Silvio Berlusconi in un videomessaggio spiega al Paese di aver rassegnato le dimissioni "per senso di responsabilità nei confronti del Paese", anche senza essere "mai stato sfiduciato". "E' triste sentire i fischi e gli insulti", prosegue, anche perché sente di aver "sempre compiuto il suo dovere". Poi ringrazia gli italiani per la forza e l'affetto dimostrati. Infine, dichiara che "l'amore e la passione per l'Italia sono rimasti immutati".
Subito dopo l'approvazione della legge di stabilità, "come avevo annunciato - ha spiegato Berlusconi - ho rassegnato le dimissioni da presidente del Consiglio.
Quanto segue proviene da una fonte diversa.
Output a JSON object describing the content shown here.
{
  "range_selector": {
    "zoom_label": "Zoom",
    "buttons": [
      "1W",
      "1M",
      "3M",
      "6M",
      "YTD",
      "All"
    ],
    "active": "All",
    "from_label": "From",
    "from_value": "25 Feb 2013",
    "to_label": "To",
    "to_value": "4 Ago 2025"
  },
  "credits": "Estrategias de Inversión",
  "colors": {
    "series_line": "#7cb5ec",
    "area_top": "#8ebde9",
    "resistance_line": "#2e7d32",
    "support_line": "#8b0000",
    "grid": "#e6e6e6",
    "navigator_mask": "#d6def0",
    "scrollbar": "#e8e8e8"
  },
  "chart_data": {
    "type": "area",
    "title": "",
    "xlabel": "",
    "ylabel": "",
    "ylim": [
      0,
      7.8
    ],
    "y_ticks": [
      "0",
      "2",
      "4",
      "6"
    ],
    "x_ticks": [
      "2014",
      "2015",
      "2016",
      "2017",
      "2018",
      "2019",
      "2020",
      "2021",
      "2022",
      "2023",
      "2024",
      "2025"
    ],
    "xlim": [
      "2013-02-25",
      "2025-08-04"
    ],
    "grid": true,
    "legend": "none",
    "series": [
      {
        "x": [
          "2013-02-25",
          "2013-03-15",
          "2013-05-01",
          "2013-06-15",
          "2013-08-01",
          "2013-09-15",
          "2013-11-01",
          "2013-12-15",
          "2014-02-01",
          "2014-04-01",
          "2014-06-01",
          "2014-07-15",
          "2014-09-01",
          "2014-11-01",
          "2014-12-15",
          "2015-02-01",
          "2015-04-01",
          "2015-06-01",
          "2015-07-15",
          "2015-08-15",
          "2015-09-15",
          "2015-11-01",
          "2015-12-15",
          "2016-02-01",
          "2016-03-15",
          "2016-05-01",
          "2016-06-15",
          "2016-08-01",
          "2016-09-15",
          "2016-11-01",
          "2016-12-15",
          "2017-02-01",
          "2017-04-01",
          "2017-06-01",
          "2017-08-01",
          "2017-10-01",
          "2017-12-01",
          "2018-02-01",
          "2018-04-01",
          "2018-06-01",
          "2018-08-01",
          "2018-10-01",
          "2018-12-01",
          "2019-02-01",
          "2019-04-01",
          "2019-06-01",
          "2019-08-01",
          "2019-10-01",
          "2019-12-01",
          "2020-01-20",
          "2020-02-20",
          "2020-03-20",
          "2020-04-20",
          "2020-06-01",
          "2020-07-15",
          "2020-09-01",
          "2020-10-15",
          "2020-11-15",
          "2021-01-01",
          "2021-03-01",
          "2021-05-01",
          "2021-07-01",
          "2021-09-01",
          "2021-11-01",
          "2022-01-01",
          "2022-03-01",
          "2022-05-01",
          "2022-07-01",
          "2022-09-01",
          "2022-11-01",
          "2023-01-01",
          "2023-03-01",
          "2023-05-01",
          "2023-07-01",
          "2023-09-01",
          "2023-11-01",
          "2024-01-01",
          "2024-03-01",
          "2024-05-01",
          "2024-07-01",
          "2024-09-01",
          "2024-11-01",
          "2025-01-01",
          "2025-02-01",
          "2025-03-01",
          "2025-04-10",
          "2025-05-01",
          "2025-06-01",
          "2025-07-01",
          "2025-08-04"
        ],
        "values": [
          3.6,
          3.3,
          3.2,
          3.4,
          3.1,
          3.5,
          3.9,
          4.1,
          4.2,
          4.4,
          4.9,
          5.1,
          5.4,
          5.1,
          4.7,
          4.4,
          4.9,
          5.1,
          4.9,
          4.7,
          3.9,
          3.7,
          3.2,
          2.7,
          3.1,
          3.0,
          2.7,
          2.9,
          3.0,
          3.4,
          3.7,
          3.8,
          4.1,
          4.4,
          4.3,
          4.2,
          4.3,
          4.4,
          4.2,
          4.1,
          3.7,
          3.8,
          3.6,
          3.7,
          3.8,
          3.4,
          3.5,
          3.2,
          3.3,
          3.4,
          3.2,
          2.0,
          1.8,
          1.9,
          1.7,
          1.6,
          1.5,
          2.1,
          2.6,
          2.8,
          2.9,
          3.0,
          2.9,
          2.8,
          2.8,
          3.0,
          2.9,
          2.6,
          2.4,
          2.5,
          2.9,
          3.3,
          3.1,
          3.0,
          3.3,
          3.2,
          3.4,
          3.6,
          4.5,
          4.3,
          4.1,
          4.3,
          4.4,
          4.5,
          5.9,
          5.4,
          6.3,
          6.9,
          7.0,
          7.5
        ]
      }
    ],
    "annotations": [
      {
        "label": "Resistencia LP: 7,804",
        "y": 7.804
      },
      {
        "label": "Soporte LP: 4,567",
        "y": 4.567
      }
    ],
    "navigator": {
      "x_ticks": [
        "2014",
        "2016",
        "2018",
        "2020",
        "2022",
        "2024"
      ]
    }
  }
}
L'ho fatto per senso di responsabilità, per senso dello Stato, per evitare all'Italia un nuovo attacco dalla speculazione finanziaria, senza essere mai sfiduciato dal Parlamento, dove possiamo contare tuttora sulla maggioranza assoluta".
"E' stato triste - ha aggiunto - vedere che un gesto responsabile e, se permettete, generoso come le dimissioni, sia stato accolto con fischi ed insulti. Ma per le centinaia di manifestanti che erano in piazza, milioni di italiani sanno che abbiamo fatto in coscienza tutto il possibile per preservare le nostre famiglie e le nostre imprese dalla crisi globale che ha colpito tutti i Paesi avanzati".
"Ringrazio comunque gli italiani - ha proseguito -: grazie per l'affetto, per la forza che ci avete trasmesso e che ci hanno permesso di raggiungere molti degli obiettivi che ci eravamo prefissi fin dal 1994, dal giorno in cui annunciai la mia discesa in campo".
Berlusconi ha comunque sottolineato che il suo governo "ha sempre fatto il bene dell'Italia", e ha annunciato che "da domani raddoppierò il mio impegno in Parlamento e nelle istituzioni per rinnovare Italia non mi arrenderò finché non avrò rinnovato l'architettura dello Stato". ora, invece, "è arrivato il momento di mettere alle spalle ogni faziosità o gratuita aggressività: siamo pronti a favorire gli sforzi del presidente della Repubblica per dare subito al Paese un governo di profilo tecnico. Faremo il nostro dovere".